Ley de competencia: Más de lo mismo – CIEN – Centro de Investigaciones Económicas Nacionales
27/02/2018

Ley de competencia: Más de lo mismo

27 de febrero de 2018

 

Escrito por Hugo Maul R.

A estas alturas de la lucha contra la corrupción no deberían quedar dudas acerca del papel que juegan en la explicación de este mal el poder discrecional de los funcionarios públicos; la manipulación política de los mecanismos de designación y elección de los mismos, y; la captura de las instituciones gubernamentales por parte de oscuros intereses. Sea que se trate de La Línea, Odebrecht, Cooptación del Estado, Agua Mágica o Transurbano, cada uno de estos casos pudo haberse evitado o minimizado si la arquitectura institucional de las diferentes dependencias públicas involucradas en estos escándalos hubiera limitado de manera más efectiva el poder discrecional en mano de las autoridades respectivas; si los mecanismos de designación y elección de estas autoridades no hubiera estado bajo el control directo de intereses políticos y/o particulares, y; si hubieran estado mejor definidos los objetivos y resultados esperados de las mismas. La lucha contra la corrupción no se limita a persecución legal; en un sentido amplio, la misma inicia desde que se diseñan las instituciones públicas. La excesiva concentración de poder en una institución, ambigüedad en sus objetivos y resultados esperados, excesiva y confusa normatividad asociada a su función y la injerencia de intereses políticos y particulares sobre decisiones técnicas, entre otros tantos factores, son ingredientes claves para que la corrupción aflore en cualquier ambiente institucional.
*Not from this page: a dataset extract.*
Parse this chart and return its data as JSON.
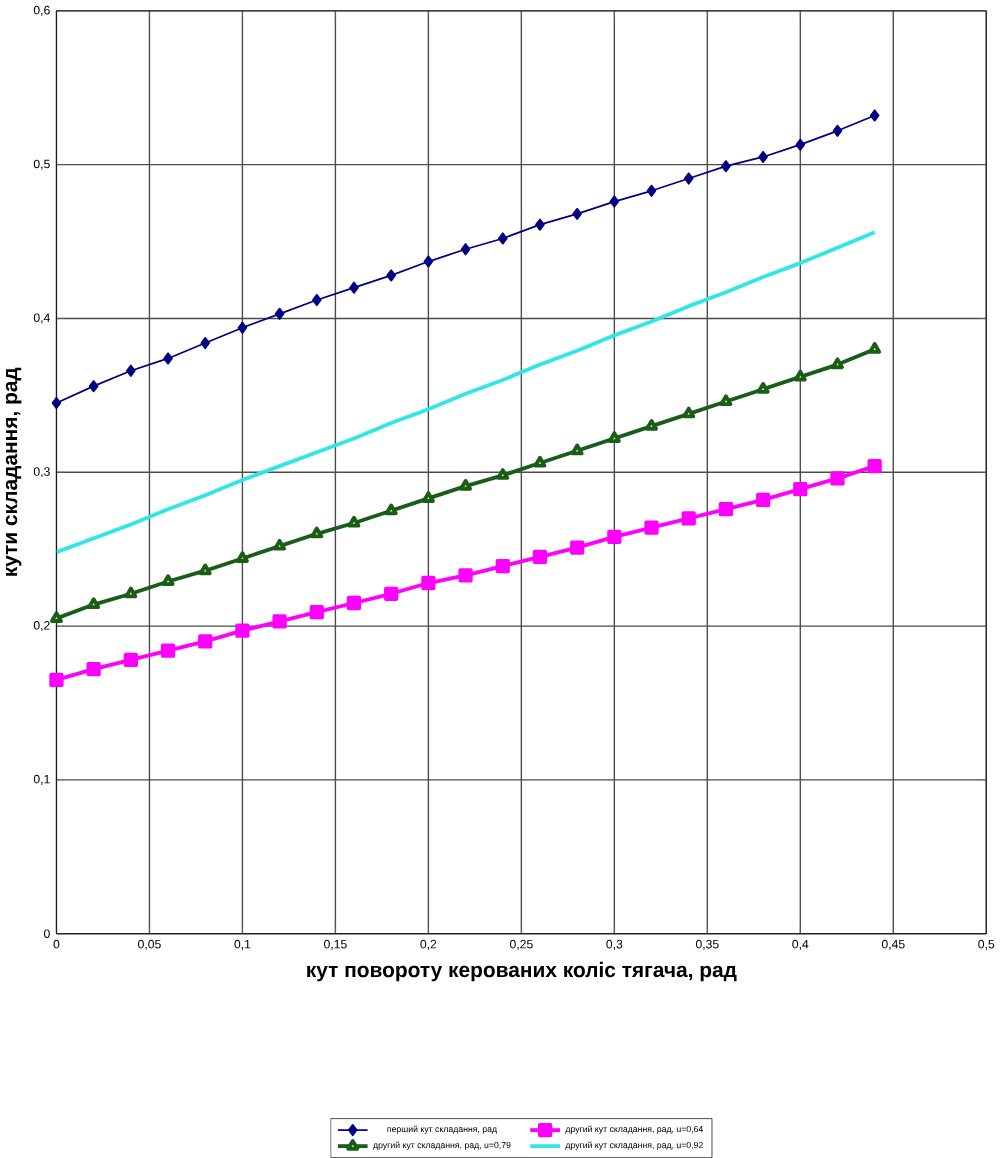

Cualquier tipo de diseño institucional que no considere seriamente estos elementos está condenado al fracaso: la polémica Ley de Competencia, que el Congreso pretende aprobar esta tarde, es un claro ejemplo de ello. Basta con considerar que la integración y designación del Directorio de la Superintendencia de Competencia y queda en manos del Congreso, la Corte Suprema de Justicia y el Presidente de la República, para que surjan dudas profundas acerca de la independencia técnica de esta institución. No se diga si se consideran las amplias atribuciones que la ley otorga al directorio y superintendente, 19 y 24 atribuciones específicas respectivamente. O bien, el hecho que todo lo relativo a transparencia y rendición de cuentas se límite a dos escuetos artículos dentro de los 149 que contiene la ley, siendo uno de ellos la presentación de la memoria de labores. Por si fuera poco, aunque resulta ocioso considerarlo a estas alturas, ya que los políticos que impulsan esta ley y sus aliados técnico-legales no van a dar su brazo a torcer, en la ley abundan conceptos ambiguos, objetivos confusos, resultados esperados difíciles de medir y, sobre todo, amplios márgenes de discrecionalidad para los funcionarios respectivos. Si bien nunca es un buen momento para pretender crear una todapoderosa institución con un amplio mandato y vastos poderes discrecionales, en la situación actual pretender tal cosa revela lo poco que la clase política tradicional ha internalizado de la lucha contra la corrupción o lo poco que les importa que este mal siga enraizándose en la sociedad.